Sarebbe stato il primo Natale da sposati per Rosa Maria Esilio e Mario Cerciello Rega, che avevano coronato il loro sogno d'amore dopo dieci anni di fidanzamento. Invece il giorno di Santo Stefano per la vedova del carabiniere ucciso a Roma inizierà il sesto mese senza di lui.
Per la morte del vicebrigatiere, ucciso con undici coltellate a Prati, il 26 febbraio prossimo compariranno in aula i due americani Finnegan Lee Elder e Gabriel Natale Hjorth. Per entrambi l'accusa è concorso in omicidio volontario, anche se solo il primo avrebbe inferto le pugnalate.
Intanto ora a passare i guai potrebbero essere gli stessi carabinieri. Ieri, infatti, la procura di Roma ha chiuso le indagini sul filone di inchiesta relativo alla foto di Hjorth, che era stato bendato mentre veniva interrogato in una stanza del Reparto Operativo di via in Selci, poco dopo il fermo. A rischiare il processo sono due militari, che entrano nella vicenda ma con ruoli diversi. Il primo è Fabio Manganaro, individuato grazie alle indagini degli stessi carabinieri, coordinati dal procuratore Michele Prestipino e dal collaga Nunzia D'Elia. È accusato di misura di rigore non consentita dalla legge, avendo bendato con una bandana il californiano, che nella foto incriminata appare con le mani legate dietro la schiena. «Aveva iniziato a tentare di dare testate anche contro il muro e contro i computer», avrebbero dichiarato i militari presenti nei concitati minuti successivi all'arresto di Hjorth e dell'amico.

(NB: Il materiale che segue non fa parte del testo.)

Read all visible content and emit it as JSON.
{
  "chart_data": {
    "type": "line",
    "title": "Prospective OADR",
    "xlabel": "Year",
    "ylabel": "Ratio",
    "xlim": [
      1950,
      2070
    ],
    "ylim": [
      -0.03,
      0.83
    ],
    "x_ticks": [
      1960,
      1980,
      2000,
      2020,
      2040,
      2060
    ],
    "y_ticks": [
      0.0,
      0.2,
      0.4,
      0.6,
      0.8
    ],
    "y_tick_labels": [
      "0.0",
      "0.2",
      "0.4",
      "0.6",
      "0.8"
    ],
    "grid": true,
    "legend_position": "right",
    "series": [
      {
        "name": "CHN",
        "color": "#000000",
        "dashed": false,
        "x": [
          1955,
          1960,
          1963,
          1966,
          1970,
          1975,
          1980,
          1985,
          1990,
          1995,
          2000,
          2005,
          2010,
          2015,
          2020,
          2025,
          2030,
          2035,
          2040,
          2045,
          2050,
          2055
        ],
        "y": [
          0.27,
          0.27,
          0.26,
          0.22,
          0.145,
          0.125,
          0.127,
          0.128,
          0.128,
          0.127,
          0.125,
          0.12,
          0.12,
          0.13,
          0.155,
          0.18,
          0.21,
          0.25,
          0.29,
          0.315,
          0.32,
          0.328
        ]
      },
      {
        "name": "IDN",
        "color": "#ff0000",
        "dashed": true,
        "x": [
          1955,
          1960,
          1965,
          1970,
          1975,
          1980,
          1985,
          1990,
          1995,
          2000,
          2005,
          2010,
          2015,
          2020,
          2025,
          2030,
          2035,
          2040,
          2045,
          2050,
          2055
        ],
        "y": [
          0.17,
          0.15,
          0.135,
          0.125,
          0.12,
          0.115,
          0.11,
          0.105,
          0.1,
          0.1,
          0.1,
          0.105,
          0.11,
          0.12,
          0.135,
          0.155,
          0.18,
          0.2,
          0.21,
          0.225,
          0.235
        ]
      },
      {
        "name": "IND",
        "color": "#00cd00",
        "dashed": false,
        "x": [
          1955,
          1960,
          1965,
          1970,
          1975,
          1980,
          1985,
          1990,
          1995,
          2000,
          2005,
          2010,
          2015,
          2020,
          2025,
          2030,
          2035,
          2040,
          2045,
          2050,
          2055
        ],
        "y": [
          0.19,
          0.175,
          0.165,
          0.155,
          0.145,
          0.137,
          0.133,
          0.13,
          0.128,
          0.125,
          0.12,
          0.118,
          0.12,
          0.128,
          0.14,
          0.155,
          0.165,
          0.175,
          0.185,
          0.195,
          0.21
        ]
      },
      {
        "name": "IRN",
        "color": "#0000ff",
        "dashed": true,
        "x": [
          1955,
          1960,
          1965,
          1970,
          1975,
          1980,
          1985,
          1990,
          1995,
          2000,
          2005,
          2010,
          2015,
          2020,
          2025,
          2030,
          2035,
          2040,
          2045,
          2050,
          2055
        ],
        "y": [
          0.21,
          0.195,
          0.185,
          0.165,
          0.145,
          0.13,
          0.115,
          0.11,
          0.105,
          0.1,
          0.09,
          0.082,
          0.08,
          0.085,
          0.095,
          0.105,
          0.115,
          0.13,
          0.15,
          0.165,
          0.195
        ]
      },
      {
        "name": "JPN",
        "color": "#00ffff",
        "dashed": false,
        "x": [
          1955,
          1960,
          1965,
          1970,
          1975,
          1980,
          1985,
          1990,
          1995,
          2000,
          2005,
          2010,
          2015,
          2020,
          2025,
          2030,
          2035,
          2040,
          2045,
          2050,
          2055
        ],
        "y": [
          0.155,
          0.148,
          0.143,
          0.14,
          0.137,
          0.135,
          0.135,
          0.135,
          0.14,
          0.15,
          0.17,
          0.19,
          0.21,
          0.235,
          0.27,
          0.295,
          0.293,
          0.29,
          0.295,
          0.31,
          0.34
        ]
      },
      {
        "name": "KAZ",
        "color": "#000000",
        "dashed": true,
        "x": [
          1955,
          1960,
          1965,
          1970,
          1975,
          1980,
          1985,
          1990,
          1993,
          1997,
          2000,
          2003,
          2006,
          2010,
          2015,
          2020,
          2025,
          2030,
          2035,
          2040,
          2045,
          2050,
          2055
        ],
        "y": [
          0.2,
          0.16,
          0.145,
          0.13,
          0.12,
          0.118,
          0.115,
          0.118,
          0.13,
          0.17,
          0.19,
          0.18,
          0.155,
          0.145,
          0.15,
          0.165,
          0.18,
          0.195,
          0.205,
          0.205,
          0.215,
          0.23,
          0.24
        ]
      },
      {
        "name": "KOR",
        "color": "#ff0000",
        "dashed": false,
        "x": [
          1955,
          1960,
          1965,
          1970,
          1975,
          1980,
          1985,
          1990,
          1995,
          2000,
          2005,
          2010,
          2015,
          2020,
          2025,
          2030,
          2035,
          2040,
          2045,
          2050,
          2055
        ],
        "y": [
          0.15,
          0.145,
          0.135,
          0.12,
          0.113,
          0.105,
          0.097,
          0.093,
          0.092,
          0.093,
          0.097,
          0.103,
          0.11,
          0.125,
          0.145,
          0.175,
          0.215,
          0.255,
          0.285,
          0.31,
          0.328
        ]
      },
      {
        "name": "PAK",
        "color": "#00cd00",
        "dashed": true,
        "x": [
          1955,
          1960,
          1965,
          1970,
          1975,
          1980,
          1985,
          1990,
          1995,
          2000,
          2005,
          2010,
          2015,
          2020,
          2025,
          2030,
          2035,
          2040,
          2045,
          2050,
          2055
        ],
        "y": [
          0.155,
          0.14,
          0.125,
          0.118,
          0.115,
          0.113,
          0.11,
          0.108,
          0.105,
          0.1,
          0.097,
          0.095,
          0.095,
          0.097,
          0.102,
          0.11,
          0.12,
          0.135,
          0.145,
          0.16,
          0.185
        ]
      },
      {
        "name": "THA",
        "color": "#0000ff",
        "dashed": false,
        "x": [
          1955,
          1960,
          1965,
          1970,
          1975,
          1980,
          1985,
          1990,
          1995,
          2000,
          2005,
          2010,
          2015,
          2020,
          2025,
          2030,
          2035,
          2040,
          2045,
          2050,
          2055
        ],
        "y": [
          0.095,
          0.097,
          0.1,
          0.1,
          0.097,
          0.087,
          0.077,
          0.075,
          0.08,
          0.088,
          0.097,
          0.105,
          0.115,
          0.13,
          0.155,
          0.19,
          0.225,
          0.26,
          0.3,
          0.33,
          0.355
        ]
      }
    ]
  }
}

Nel registro degli indagati, poi, era finito un altro militare, Silvio Pellegrini, al quale sempre ieri è stato notificato un avviso di conclusione delle indagini con l'accusa di «divulgazione di notizie segrete o riservate», il reato relativo all'articolo 127 del codice penale militare di pace. È stato lui, per la Procura anche militare, ad aver diffuso l'immagine del ragazzo bendato in attesa dell'interrogatorio «su almeno due chat whatsapp, delle quali una dal titolo Reduci ex Secondigliano». Pellegrini è accusato anche di rivelazione di segreti d'ufficio. In prima battuta si è giustificando dicendo che quella chat era riservata ai colleghi, per «rassicurare tutti» che gli assassini di Cerciello erano stati arrestati e spiegare che l'informazione sulla nazionalità degli aggressori, fornita inizialmente da Varriale, partner di Cerciello, era inesatta perché non si trattava di magrebini.
Rischia il processo infine l'ex comandante della stazione dei carabinieri di piazza Farnese, Sandro Ottaviani, che la notte dell'omicidio affermò di aver ricevuto la
pistola d'ordinanza da Varriale, al pronto soccorso dell'ospedale Santo Spirito. A lui i pm contestano il reato di falso. È stato accertato infatti che lui e Cerciello Rega erano disarmati quando sono entrati in azione.